When an Orange County mother in 2011 started to suspect her 5-year-old and 1-year-old sons might have been sexually abused by a family friend while under the care of their father, she reached out to the Child Protective Services

But she claims county employees failed to report the abuse to police to conduct a proper investigation as mandated by state law. 

She went to Orange County Superior Court claiming her concerns that her kids were being sexually abused weren’t taken seriously because she was in a custody battle.

The mother also alleged negligence by OC Social Services Agency officials caused her children to continue to be abused for years.

More than a decade since she picked up the phone to report the alleged abuse, county officials are now going to pay the mother millions of dollars and settle the case.

Orange County Supervisors voted last week 4-1 behind closed doors to pay the mother $4.5 million to settle the lawsuit in which a mother claimed the county’s social service agency failed to report child sexual abuse.

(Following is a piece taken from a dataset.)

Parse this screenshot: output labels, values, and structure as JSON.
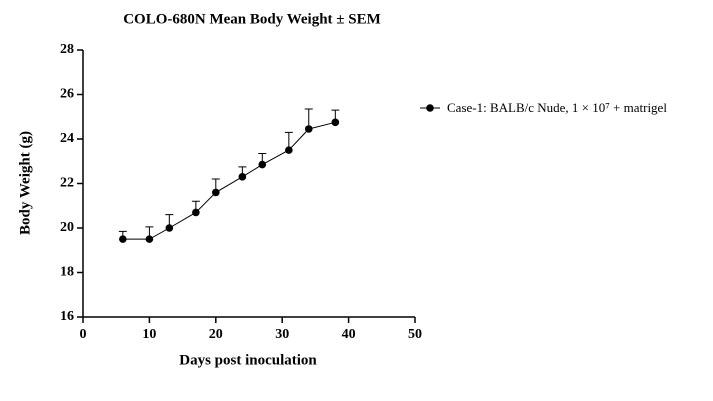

Supervisor Don Wagner voted against the settlement.

But questions remain on what actions those supervisors will take to ensure county employees report allegations of child sexual abuse to the proper authorities as is already required.

Christopher Taylor, the attorney for the mother, said in a Monday phone call that his clients hope the decision will help ensure that child protective service employees actually “cross report” or call the police to investigate when they’re supposed to.

“In this case, the boy had told the woman quite a bit about the abuse. She still determined it to be unsubstantiated, and didn’t call the police,” he said.

Taylor adds it would have spared the children six years of additional abuse had the county employee called the cops.

In 2017, Alex Beltran, the family friend, was arrested for sexually molesting a minor and a year later the mother filed a lawsuit against Beltran and the County Department of Social Services.

According to the Los Angeles Times, Beltran is awaiting trail on 26 counts of sexual abuse that took place between 2000-2017.

“Because the County and its employees failed to follow established policies and procedures,,” reads the 2018 legal claim. “Mr. Beltran was free to continue to sexually abuse Plaintiffs while in their father’s care.”

Taylor said the children are now teenagers and have been through a lot.

The settlement for them, he adds, is a relief.

“They really did not want to have to testify and trial and face Mr. Beltran again and I think that was their greatest concern,” Taylor said.

Wagner said in a Monday phone interview he was against the settlement because it was a weak case and he felt it was a lot of taxpayer money to spend.

“The social services agency investigated and determined that there was nothing there, what they did was fail to check a box saying they reported it to Anaheim PD,” he said.

“I thought it was a real stretch to suggest a case where we found nothing in 2011 meant that in 2016, when the guy was arrested, that there was some liability on the part of the county.

Wagner said state law has changed since 2011.

“If this had happened today, there would be no liability for the county because of that change in the law,” he said.

Supervisor Doug Chaffee said in a Monday phone interview that he supported settling the case as a “business decision,” but does not believe the allegations raised by the mother were true.

“We’d already spent about $600,000 in attorney fees on our own,” he said, adding that the award includes attorney fees.

“It’s a large department and sometimes mistakes are made and I do not believe it was made in this case.”

He adds that employees already go through training on reporting child abuse.

Supervisors Andrew Do, Katrina Foley, and Vicente Sarmiento did not respond to requests for comment Monday.

The county’s social services agency also did not respond to emailed questions from the Voice of OC.

Jamie Cargo, a spokesperson for the agency, said in a June email that child abuse reports are handled on a case-by-case basis and state criteria is used to determine if a report merits an investigation.

“Depending on the risk factors reported to the hotline, some calls may require the (emergency response) social worker to investigate within the first 24 hours of the report, within three days or within 10 days,” she wrote.

According to Cargo’s email, there are 119 emergency response social workers in Orange County – which has a population of about 3.2 million people.

There were over 3,300 reports of child abuse made in May – the month with the most recent data available – to the social services’ child abuse hotline, according to a county database.